Simplifying the equation, we get:
25 cm = 40 cm * cos(ω * 0.3 + φ).

Now, solve for φ using trigonometry:
cos(ω * 0.3 + φ) = 25 cm / 40 cm.
ω * 0.3 + φ = arccos(25 / 40).
φ = arccos(25 / 40) - ω * 0.3 ≈ -1.048 rad.

Finally, let's find y₀:
As mentioned earlier, y₀ represents the equilibrium position of the weight.

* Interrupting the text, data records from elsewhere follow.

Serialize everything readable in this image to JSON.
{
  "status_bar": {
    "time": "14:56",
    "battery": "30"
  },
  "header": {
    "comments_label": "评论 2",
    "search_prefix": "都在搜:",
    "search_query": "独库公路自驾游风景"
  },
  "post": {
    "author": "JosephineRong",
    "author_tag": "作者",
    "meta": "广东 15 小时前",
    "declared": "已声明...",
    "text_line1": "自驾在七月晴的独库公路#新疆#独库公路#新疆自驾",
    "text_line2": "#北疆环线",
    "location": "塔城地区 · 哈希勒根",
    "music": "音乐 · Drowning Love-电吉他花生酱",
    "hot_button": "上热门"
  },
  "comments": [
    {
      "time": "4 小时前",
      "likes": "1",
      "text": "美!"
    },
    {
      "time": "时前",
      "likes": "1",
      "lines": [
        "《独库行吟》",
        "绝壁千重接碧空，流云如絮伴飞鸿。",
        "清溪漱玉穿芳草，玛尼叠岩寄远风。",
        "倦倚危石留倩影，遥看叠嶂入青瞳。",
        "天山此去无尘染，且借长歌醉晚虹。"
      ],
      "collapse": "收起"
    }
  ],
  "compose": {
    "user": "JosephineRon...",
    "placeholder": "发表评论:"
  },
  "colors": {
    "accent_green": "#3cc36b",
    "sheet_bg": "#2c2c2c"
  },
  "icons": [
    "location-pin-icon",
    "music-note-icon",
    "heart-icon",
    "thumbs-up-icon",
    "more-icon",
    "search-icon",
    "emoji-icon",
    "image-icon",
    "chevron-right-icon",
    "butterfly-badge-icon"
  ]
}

In this case, the weight is at its equilibrium position at t = 0 seconds, so y₀ = 0.

Now that we have the values for A, ω, φ, and y₀, we can find the next two times the spring is at a high of 50 cm after 2.0 seconds.

1. Substitute the values back into the simple harmonic motion equation:
50 cm = 40 cm * cos(ω * t + φ) + 0.

2. Solve for t:
cos(ω * t + φ) = 50 cm / 40 cm.
ω * t + φ = arccos(50 / 40).
t = (arccos(50 / 40) - φ) / ω.

Calculating t:
t₁ = (arccos(50 / 40) - (-1.048)) / 4.18879 ≈ 2.742 seconds.
t₂ = (arccos(50 / 40) - (-1.048) + 2 * π) / 4.18879 ≈ 6.326 seconds.

Therefore, the next two times the spring is at a high of 50 cm after 2.0 seconds are approximately 2.742 seconds and 6.326 seconds.